В "мовистских" произведениях, созданных Катаевым в 1960 - 1970-е годы, мир души героя и огромный объективный мир выступают равновеликими величинами. Человек, бросающий вызов смерти, доказывает свое право быть равным великому и бесконечному мирозданию. Он оказывается способным творить и пересоздавать мир силою своих сугубо человеческих качеств: силою памяти, богатством поэтического воображения, страстной и активной любви к жизни.

С самого начала в новой прозе Катаева носителями идеала, по которым лирический герой, стыдясь своей слабости, старается равнять себя, выступают Революционеры и Поэты. Но со временем тема Революционера сублимировалась в тему Поэта - "революционность" как неортодоксальное отношение к жизни стала тем "мостком", через который автор совершил переход от идей революционной ломки ("Трава забвенья") к идеям поэтической смелости и озорства, творческой озаренности в повести "Алмазный мой венец".

Но на этой фазе Катаев не остановился. Его "мовизм" обнаружил способность не только к последовательному развитию, но и к самокритике. Последний творческий цикл писателя отмечен созданием трех повестей: "Уже написан Вертер" (1979), "Спящий" (1984) и "Сухой лиман" (1985).

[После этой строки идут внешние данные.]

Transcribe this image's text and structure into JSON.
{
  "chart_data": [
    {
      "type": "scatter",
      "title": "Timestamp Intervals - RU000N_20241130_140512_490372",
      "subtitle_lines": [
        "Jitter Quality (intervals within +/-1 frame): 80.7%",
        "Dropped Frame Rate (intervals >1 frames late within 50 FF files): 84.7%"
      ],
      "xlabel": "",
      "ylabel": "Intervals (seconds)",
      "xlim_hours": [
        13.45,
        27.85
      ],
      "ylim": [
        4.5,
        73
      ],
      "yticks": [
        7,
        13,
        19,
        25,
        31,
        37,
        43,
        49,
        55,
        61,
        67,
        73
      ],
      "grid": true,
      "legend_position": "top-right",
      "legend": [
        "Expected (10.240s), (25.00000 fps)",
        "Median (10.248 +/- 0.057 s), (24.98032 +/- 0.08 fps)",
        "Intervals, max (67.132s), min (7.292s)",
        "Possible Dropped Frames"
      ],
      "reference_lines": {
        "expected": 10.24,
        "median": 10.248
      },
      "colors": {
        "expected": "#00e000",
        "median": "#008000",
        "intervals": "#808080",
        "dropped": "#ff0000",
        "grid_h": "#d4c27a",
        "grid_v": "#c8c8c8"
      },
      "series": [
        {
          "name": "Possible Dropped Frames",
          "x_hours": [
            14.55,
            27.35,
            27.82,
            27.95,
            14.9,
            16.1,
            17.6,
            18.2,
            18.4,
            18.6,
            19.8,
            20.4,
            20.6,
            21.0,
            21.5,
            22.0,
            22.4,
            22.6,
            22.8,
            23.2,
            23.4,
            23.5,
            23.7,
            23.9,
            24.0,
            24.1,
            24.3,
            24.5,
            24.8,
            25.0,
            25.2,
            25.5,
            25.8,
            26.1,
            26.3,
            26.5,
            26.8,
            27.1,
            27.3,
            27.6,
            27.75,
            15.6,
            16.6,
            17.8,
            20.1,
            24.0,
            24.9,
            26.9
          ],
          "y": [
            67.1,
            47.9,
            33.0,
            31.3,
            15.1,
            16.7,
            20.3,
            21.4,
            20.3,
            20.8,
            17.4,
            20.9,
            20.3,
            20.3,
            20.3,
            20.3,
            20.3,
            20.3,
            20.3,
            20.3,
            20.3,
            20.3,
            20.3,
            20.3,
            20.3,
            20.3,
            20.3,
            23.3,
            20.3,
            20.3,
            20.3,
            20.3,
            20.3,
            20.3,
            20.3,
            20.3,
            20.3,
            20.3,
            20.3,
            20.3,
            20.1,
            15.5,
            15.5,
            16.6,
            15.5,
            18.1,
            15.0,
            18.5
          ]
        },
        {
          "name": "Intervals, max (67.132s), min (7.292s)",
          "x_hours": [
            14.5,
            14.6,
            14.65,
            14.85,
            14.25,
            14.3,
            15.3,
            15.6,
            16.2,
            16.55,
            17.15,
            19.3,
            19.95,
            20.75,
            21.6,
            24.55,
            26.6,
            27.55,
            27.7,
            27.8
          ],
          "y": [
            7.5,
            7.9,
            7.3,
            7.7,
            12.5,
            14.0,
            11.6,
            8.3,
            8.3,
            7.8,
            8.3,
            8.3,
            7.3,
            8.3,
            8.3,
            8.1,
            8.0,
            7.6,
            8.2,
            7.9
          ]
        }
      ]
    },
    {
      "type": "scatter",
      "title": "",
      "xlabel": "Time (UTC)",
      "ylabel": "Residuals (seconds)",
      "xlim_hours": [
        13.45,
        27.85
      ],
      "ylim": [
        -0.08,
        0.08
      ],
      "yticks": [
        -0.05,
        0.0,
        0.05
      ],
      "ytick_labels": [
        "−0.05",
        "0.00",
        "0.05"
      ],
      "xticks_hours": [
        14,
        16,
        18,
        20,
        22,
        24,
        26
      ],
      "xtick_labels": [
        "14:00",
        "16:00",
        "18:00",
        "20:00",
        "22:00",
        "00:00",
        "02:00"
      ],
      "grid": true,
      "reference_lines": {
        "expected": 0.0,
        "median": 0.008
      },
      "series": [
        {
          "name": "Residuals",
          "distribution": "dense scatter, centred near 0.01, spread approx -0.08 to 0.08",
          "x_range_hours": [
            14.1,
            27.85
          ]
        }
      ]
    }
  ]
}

Все они представляют собой в некотором роде "римейки" собственных произведений Катаева, написанных в разные годы. В "Спящем" слышны отзвуки романтической новеллы "В осажденном городе" (1920), в повести "Уже написан Вертер" Катаев разрабатывает сюжет о девушке из совпартшколы, который был пунктирно намечен в "Траве забвенья", а в "Сухом лимане" вновь появляются персонажи, отдельные эпизоды, некоторые образы-символы из повести "Разбитая жизнь, или Волшебный рог Оберона" (1972) и даже из раннего рассказа "Отец" (1925).